Giunti nel parco dove le due abitano, la tensione mista ad eccitazione cominciò a pervadermi. Salire al fianco di Luisa in ascensore mi dette la sensazione provata quando risalii le acque del tirreno da una profondità di trenta metri. Ero sicuro che le troie avevano preparato tutto a puntino.
Fummo accolti sulla porta da una Milena raggiante, che vestiva un tubino verde con calze marroni velate e dei sandali dal tacco alto.
Dopo i convenevoli di rito e i complimenti per la casa aspettai che una di loro facesse il primo passo per lanciarmi, ma costoro si dimostrarono alquanto impassibili, fredde qualcun altro avrebbe detto.
Stemmo tutti e tre ad osservare quei dannati manoscritti talmente impegnati che si fece l’ora di pranzo.
In modo del tutto strano per una signora di sessant’anni, Milena alzò svogliatamente il telefono e ordinò un pranzo per tre in un noto fast food che consegna a domicilio, senza peraltro chiedere ne a me ne a Luisa se avessimo voluto onorare il suo parco desco.
Il fattorino consegnò con un’inaspettata velocità, e noi tre, deposti pandette e pergamene, ci accingemmo al pranzo.

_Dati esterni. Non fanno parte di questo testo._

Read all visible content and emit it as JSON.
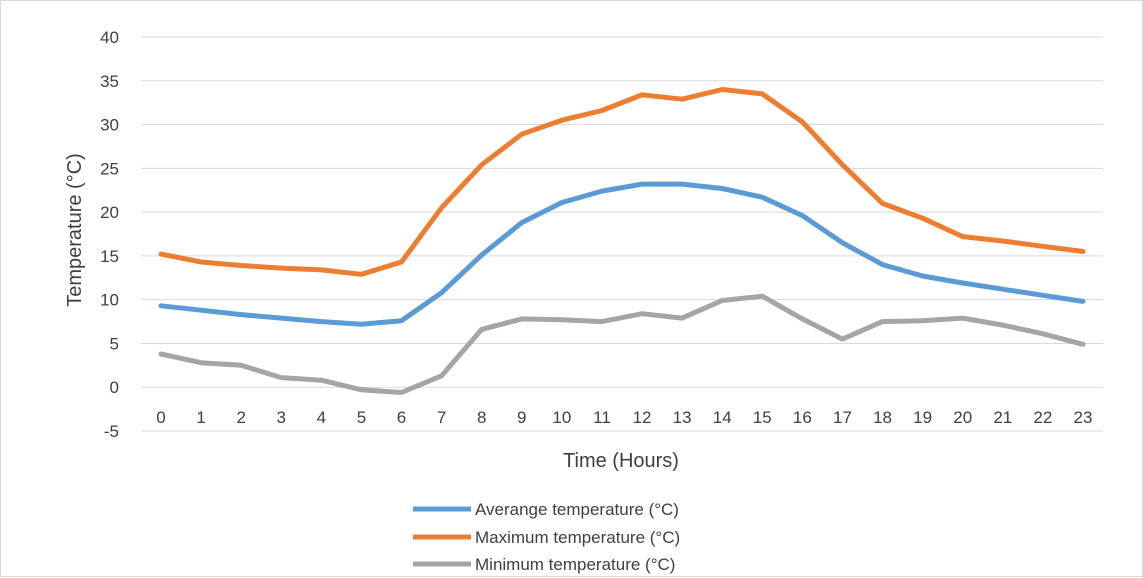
{
  "chart_data": {
    "type": "line",
    "title": "",
    "xlabel": "Time (Hours)",
    "ylabel": "Temperature (°C)",
    "ylim": [
      -5,
      40
    ],
    "yticks": [
      "-5",
      "0",
      "5",
      "10",
      "15",
      "20",
      "25",
      "30",
      "35",
      "40"
    ],
    "categories": [
      "0",
      "1",
      "2",
      "3",
      "4",
      "5",
      "6",
      "7",
      "8",
      "9",
      "10",
      "11",
      "12",
      "13",
      "14",
      "15",
      "16",
      "17",
      "18",
      "19",
      "20",
      "21",
      "22",
      "23"
    ],
    "grid": true,
    "legend_position": "bottom",
    "series": [
      {
        "name": "Averange temperature (°C)",
        "color": "#5B9BD5",
        "values": [
          9.3,
          8.8,
          8.3,
          7.9,
          7.5,
          7.2,
          7.6,
          10.8,
          15.1,
          18.8,
          21.1,
          22.4,
          23.2,
          23.2,
          22.7,
          21.7,
          19.6,
          16.5,
          14.0,
          12.7,
          11.9,
          11.2,
          10.5,
          9.8
        ]
      },
      {
        "name": "Maximum temperature (°C)",
        "color": "#ED7D31",
        "values": [
          15.2,
          14.3,
          13.9,
          13.6,
          13.4,
          12.9,
          14.3,
          20.5,
          25.4,
          28.9,
          30.5,
          31.6,
          33.4,
          32.9,
          34.0,
          33.5,
          30.3,
          25.4,
          21.0,
          19.3,
          17.2,
          16.7,
          16.1,
          15.5
        ]
      },
      {
        "name": "Minimum temperature (°C)",
        "color": "#A5A5A5",
        "values": [
          3.8,
          2.8,
          2.5,
          1.1,
          0.8,
          -0.3,
          -0.6,
          1.3,
          6.6,
          7.8,
          7.7,
          7.5,
          8.4,
          7.9,
          9.9,
          10.4,
          7.8,
          5.5,
          7.5,
          7.6,
          7.9,
          7.1,
          6.1,
          4.9
        ]
      }
    ]
  }
}
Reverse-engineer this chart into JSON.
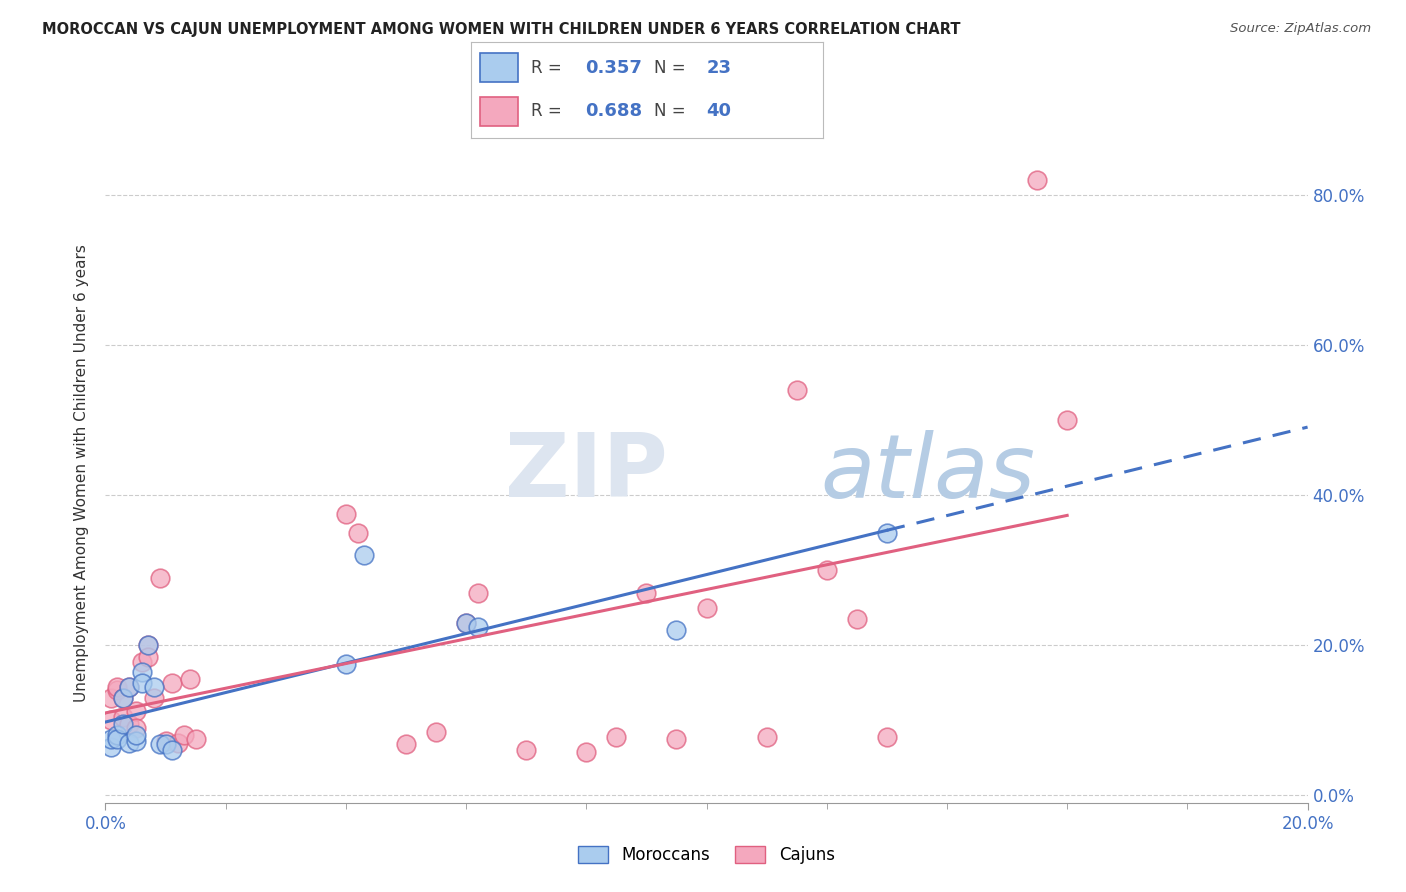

Appena finito e sparecchiato, o meglio buttato nella pattumiera tutta la montagna di carte avvolgenti, Milena annunciò che si sarebbe ritirata in camera a recuperare un po’ d’energia per continuare a lavorare dopo. Luisa poteva seguirla mentre io avrei potuto passare il mio riposo a mia scelta tra il divano e la televisione. Il tutto, sia chiaro senza lasciar la minima possibilità di controbattere.
Appena si chiusero dietro le spalle la porta della stanza da letto, non resistetti dal non avvicinare l’orecchio alla porta per sentire cosa stessero dicendo. Dall’altra parte non veniva nessun rumore, e la cosa mi insospettì. Dopo alcuni secondi, i chiari rumori tipici di chi si bacia me lo fecero venire ritto. La pressione dell’orecchio sulla porta la fece aprire a metà. Entrambe stavano abbracciate, con i soli collant addosso mentre si scambiavano un appassionato bacio. Milena teneva la bocca aperta, mentre la lingua di Luisa la attraversava in un vortice di piacere. Mi avvicinai lentamente, ed entrambe mi tesero una mano, senza peraltro staccare le loro bocche.
Le abbracciai entrambe all’altezza della vita, con i loro palmi che schiacciavano il dorso delle mie mani appena sotto l’elastico dei collant. Pian piano le loro bocche coinvolsero anche la mia, mentre a piccoli, cadenzati passi, ci avvicinavamo al letto. Quando fummo stesi, io al centro, fui rapidamente denudato da quelle mani esperte. Luisa, appena lo ebbe ben saldo lo porse rapidamente a Milena, che cominciò a strofinarci su, la gamba sinistra. Anche Luisa vi ci portò su la sua gamba in modo da cominciare una sega. Impazzivo dal piacere; Notai che entrambe, senza mutandine, avevano tagliato il tassello all’altezza del buco delle pelose fiche. Le pregai di andar piano con le gambe, altrimenti sarei subito venuto, quando, con scatto felino (io ero disteso) Luisa mi montò con la figa sul cazzo cominciando a stantuffarmi. Milena invece (in un innaturale silenzio interrotto solo da quasi impercettibili gemiti) si sedette cavalcioni sulla mia faccia, facendomi assaporare tutto il succoso nettare che le usciva dalla vagina. Quei peli che ogni tanto lasciavano spazio al liscio del nylon mi fecero venire nella figa di Luisa.
Estratto il pene dalla figa di quest’ultima, anche Milena si sporse in avanti ed insieme all’insaziabile amica lo lasciarono solo quando lo videro lindo.
Ridemmo a crepapelle.
Da quel giorno passo molti pomeriggi a casa delle due vecchiette. L’unico handicap è che non potò mai penetrare Milena. Dice di essere lesbica e di fare solo un favore alla sua amante.